Wenn Leid denn immer treue Liebe traf,

So steht es fest im Rate des Geschicks.

Drum lass Geduld uns durch die Prüfung lernen,

[13]Weil Leid der Liebe so geeignet ist

Wie Träume, Seufzer, stille Wünsche, Tränen,

Der armen kranken Leidenschaft Gefolge.

LYSANDER.

Ein guter Glaube! Hör denn, Hermia!

Es liegt nur sieben Meilen von Athen

Das Haus ’ner alten Witwe, meiner Muhme;

Sie lebt von großen Renten, hat kein Kind

Und achtet mich wie ihren einz’gen Sohn.

Dort, Holde, darf ich mich mit dir vermählen,

Dorthin verfolgt das grausame Gesetz

Athens uns nicht: liebst du mich denn, so schleiche

Aus deines Vaters Hause morgen nacht,

Und in dem Wald ’ne Meile von der Stadt,

Wo ich einmal mit Helena dich traf,

Um einen Maienmorgen zu begehn;

Da will ich deiner warten.

HERMIA.

    Mein Lysander!

Ich schwör es dir bei Amors stärkstem Bogen,

Bei seinem besten goldgespitzten Pfeil

Und bei der Unschuld von Cytherens Tauben;

Bei dem, was Seelen knüpft, in Lieb’ und Glauben;

Bei jenem Feu’r, wo Dido einst verbrannt,

Als der Trojaner falsch sich ihr entwandt;

Bei jedem Schwur, den Männer je gebrochen,

Mehr an der Zahl, als Frauen je gesprochen:

Du findest sicher morgen mitternacht

Mich an dem Platz, wo wir es ausgemacht.

LYSANDER.

Halt, Liebe, Wort! Sieh, da kommt Helena.

(Helena tritt auf.)

HERMIA.

Gott grüß’ Euch, schönes Kind! wohin soll’s gehn?

[14]HELENA.

Schön nennt Ihr mich? – Nein, widerruft dies ›schön‹!

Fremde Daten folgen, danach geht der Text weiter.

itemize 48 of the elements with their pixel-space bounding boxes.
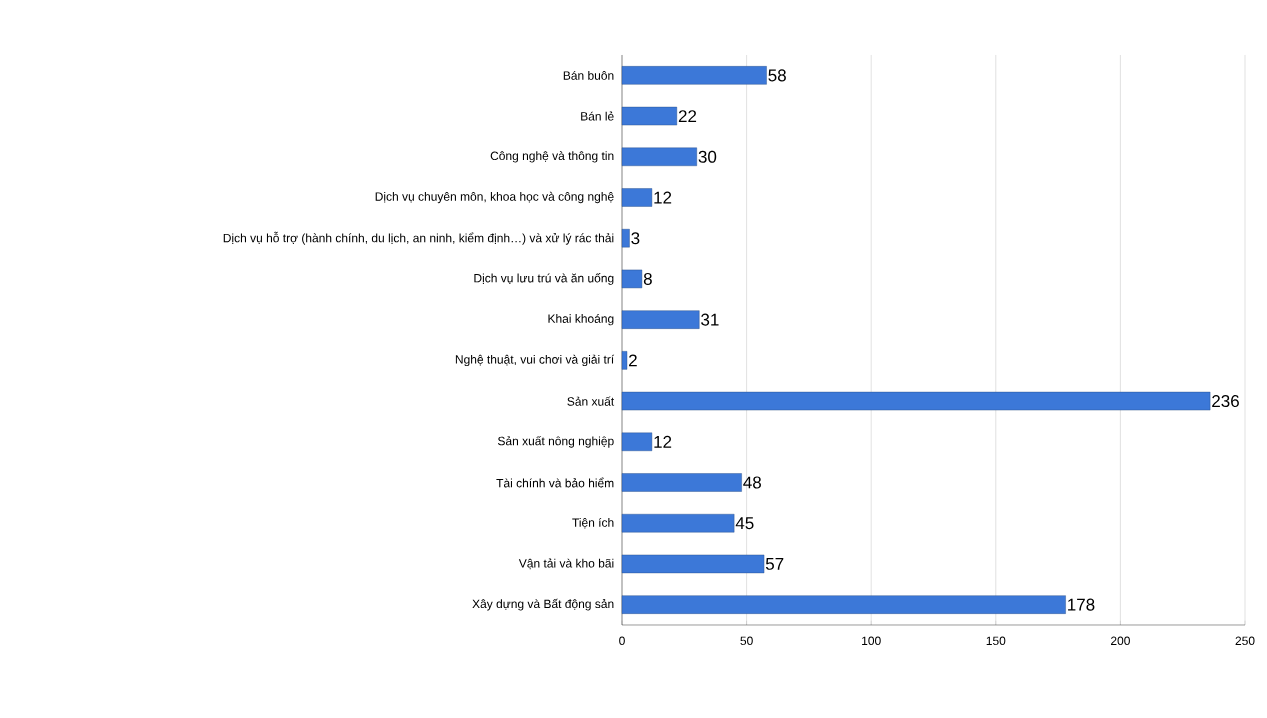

Euch liebt Demetrius, beglückte Schöne! –

Ein Angelstern ist Euer Aug’; die Töne

Der Lippe süßer als der Lerche Lied

Dem Hirten scheint, wenn alles grünt und blüht.

Krankheit steckt an; o tät’s Gestalt und Wesen!

Nie wollt’ ich, angesteckt von Euch, genesen.

Mein Aug’ lieh’ Euren Blick, die Zunge lieh’

Von Eurer Zunge Wort und Melodie.

Wär’ mein die Welt, ich ließ damit Euch schalten,

Nur diesen Mann wollt’ ich mir vorbehalten.

O lehrt mich, wie Ihr blickt! Durch welche Kunst

Hängt so Demetrius an Eurer Gunst?

HERMIA.

Er liebt mich stets, trotz meinen finstern Mienen.

HELENA.

O lernte das mein Lächeln doch von ihnen!

HERMIA.

Ich fluch ihm, doch das nährt sein Feuer nur.

HELENA.

Ach, hegte solche Kraft mein Liebesschwur!

HERMIA.

Je mehr gehasst, je mehr verfolgt er mich.

HELENA.

Je mehr geliebt, je ärger hasst er mich.

HERMIA.

Soll ich denn Schuld an seiner Torheit sein?

HELENA.

Nur Eure Schönheit: wär’ die Schuld doch mein!

[15]HERMIA.

Getrost! ich werd ihm mein Gesicht entziehen.